El Portero se rió, pero no dijo nada.

—A todos os parece, entonces —dijo el Archimago—, que no hay nada demasiado grave; o que si lo hay, consiste en esto: que nada gobierna nuestros países, o que están mal gobernados, y que por esa causa se descuidan las artes y los talentos de los hombres. Hasta aquí, estoy de acuerdo. Es cierto que por estar el Sur prácticamente perdido para el comercio pacífico, tenemos que depender de rumores; ¿y quién puede decir con alguna certeza lo que acontece en el Confín de Poniente, fuera de estas noticias llegadas a Narveduen? Si los navíos partieran y regresaran a buen puerto como antaño, si hubiese entre nuestros países de Terramar una verdadera unión, podríamos saber cómo están las cosas en las regiones remotas, y actuar en consecuencia. ¡Y yo creo que tendríamos que actuar! Porque, señores míos, cuando el Príncipe de Enlad nos dice que pronunció las palabras de la Creación para un sortilegio, sin saber qué significado tenían; cuando el Maestro de Formas dice que hay miedo en las raíces, y no quiere decir nada más: ¿tan infundada es nuestra preocupación? Al principio una tempestad es sólo una pequeña nube en el horizonte.
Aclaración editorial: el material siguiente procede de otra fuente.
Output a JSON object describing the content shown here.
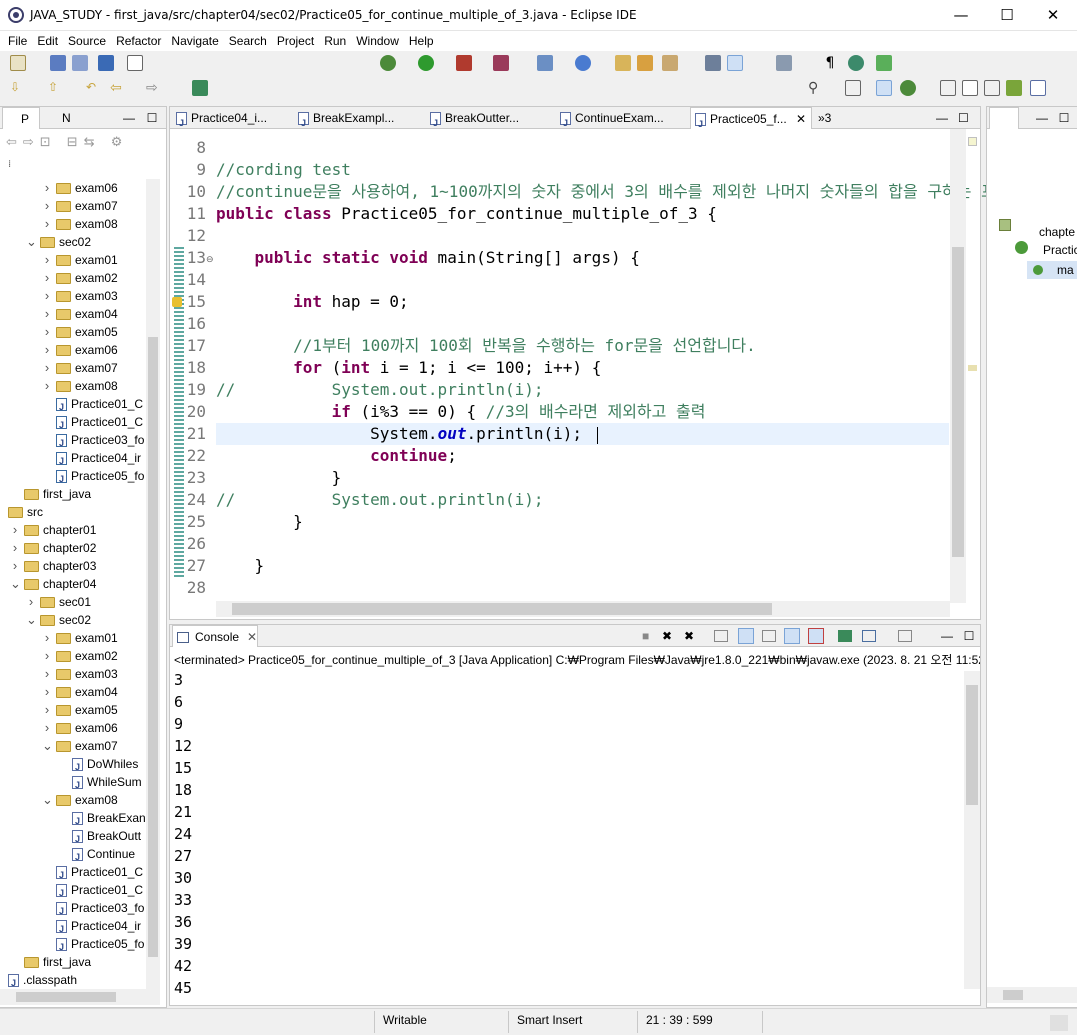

—Tú tienes un don para los presentimientos sombríos, Gavilán —dijo el Portero—. Siempre lo has tenido. Dinos lo que según tú anda mal.

—No sé. Hay un debilitamiento de poder. Hay una falta de resolución. Hay un oscurecimiento del sol. Tengo la impresión, señores míos, tengo la impresión de que nosotros, sentados aquí, hablando, estamos todos mortalmente heridos, y que mientras hablamos y hablamos, la sangre fluye lenta por nuestras venas…

—Y tú querrías levantarte, y actuar.

—Sí, eso quisiera —dijo el Archimago.

—Pues bien —dijo el Portero—. ¿Pueden los búhos impedir el vuelo del halcón?

—Pero ¿a dónde irías? —preguntó el Transformador. Y el Cantor le respondió:

—¡A buscar a nuestro rey y llevarlo a su trono! —El Archimago miró con interés al Cantor, pero dijo solamente: —Iría adonde hay aflicción.

—Al sur, o quizá al oeste —dijo el Maestro de Vientos.

—Y al norte y al este, si fuera menester —dijo el Portero.

—Pero tú eres necesario aquí, mi señor —dijo el Transformador—. En vez de partir en una búsqueda ciega entre gentes hostiles, por mares extraños, ¿no sería más sabio que permanecieras aquí, donde la magia es fuerte, y descubrieras por medio de tus artes qué es este mal, o este trastorno?

—Mis artes de nada me sirven —dijo el Archimago. Había algo en su voz que hizo que todos lo mirasen, serios y con ojos inquietos—. Yo soy el Guardián de Roke. No abandonaría Roke a la ligera. Desearía que vuestra opinión y la mía fuesen la misma; mas no hay esperanzas de que sea así, por ahora. La decisión ha de ser mía: y debo partir.